Inertial rotation of a small oblate spheroid in a simple shear flow

TL;DR

This study combines experiments and simulations to analyze how confinement and inertia affect the rotation and stability of a small oblate spheroid in shear flow, reconciling theoretical predictions with observed behaviors.

Contribution

It provides a comprehensive comparison of experimental, numerical, and theoretical results, highlighting the impact of confinement and inertia on spheroid rotation in shear flow.

Findings

Confinement reduces drift rate towards stable log-rolling orbit.

Inertia and confinement significantly influence spheroid orientation stability.

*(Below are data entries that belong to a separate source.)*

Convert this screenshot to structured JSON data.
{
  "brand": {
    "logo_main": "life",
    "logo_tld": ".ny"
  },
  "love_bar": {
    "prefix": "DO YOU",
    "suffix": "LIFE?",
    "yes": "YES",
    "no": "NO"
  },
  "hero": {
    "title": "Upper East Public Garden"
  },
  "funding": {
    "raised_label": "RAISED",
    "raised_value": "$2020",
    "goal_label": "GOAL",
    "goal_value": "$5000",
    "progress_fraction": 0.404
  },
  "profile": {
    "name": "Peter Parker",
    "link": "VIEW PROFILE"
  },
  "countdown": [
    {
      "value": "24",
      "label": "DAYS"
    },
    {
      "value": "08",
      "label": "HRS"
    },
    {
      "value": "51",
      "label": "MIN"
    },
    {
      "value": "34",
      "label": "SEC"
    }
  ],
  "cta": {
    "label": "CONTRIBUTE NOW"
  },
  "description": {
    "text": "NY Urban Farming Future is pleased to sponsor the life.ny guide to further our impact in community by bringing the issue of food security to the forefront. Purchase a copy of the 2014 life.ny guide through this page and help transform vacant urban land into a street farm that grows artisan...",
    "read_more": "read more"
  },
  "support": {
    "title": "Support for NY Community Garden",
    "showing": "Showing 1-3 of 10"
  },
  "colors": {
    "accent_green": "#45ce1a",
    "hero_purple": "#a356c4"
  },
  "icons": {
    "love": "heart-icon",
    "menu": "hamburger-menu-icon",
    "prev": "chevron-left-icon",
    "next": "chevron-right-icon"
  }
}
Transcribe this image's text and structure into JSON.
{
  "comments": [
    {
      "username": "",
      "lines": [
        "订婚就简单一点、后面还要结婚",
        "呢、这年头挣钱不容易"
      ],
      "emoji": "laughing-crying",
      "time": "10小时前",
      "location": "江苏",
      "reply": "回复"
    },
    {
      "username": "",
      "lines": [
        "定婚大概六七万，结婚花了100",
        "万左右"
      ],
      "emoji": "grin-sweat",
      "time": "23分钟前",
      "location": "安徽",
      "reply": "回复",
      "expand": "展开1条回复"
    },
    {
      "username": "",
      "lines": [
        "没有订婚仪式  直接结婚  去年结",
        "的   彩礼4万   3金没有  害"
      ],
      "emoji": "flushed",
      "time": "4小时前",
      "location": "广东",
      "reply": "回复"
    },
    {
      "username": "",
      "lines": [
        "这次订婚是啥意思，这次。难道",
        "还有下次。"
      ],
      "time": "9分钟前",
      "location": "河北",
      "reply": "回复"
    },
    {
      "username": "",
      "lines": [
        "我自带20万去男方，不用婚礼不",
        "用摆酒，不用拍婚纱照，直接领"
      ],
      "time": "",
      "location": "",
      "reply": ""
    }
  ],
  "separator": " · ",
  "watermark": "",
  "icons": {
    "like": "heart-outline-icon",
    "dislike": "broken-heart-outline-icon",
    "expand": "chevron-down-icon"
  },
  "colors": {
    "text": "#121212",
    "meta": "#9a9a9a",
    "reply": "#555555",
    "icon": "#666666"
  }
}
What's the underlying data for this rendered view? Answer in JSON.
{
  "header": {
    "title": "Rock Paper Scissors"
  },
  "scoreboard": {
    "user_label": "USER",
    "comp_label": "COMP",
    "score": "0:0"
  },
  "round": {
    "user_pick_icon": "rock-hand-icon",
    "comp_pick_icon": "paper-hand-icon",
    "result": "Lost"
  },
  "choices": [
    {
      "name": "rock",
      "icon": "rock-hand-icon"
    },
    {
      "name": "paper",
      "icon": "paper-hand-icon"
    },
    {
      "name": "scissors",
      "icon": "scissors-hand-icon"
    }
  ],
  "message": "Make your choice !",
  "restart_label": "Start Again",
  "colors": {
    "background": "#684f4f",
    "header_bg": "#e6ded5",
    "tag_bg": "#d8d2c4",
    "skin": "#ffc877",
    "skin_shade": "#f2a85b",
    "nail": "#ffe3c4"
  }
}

Results reconcile discrepancies between theory, experiments, and simulations.

Abstract

We compare experiments and fully-resolved particle simulations designed to match the experimental conditions of a weakly inertial, neutrally buoyant, moderately oblate spheroid in shear flow under confinement. Experimental and numerical results are benchmarked against theory valid for asymptotically small particle Reynolds numbers and for unconfined systems. By considering the combined effects of confinement and inertia, sensitivity to initial conditions, and the time span of observation, we reconcile the findings of theory, experiments, and numerical simulations. Furthermore, we demonstrate that confinement significantly influences the orientational stability of log-rolling spheroids compared to weak inertia, with the primary consequence being a reduced drift rate towards the stable log-rolling orbit.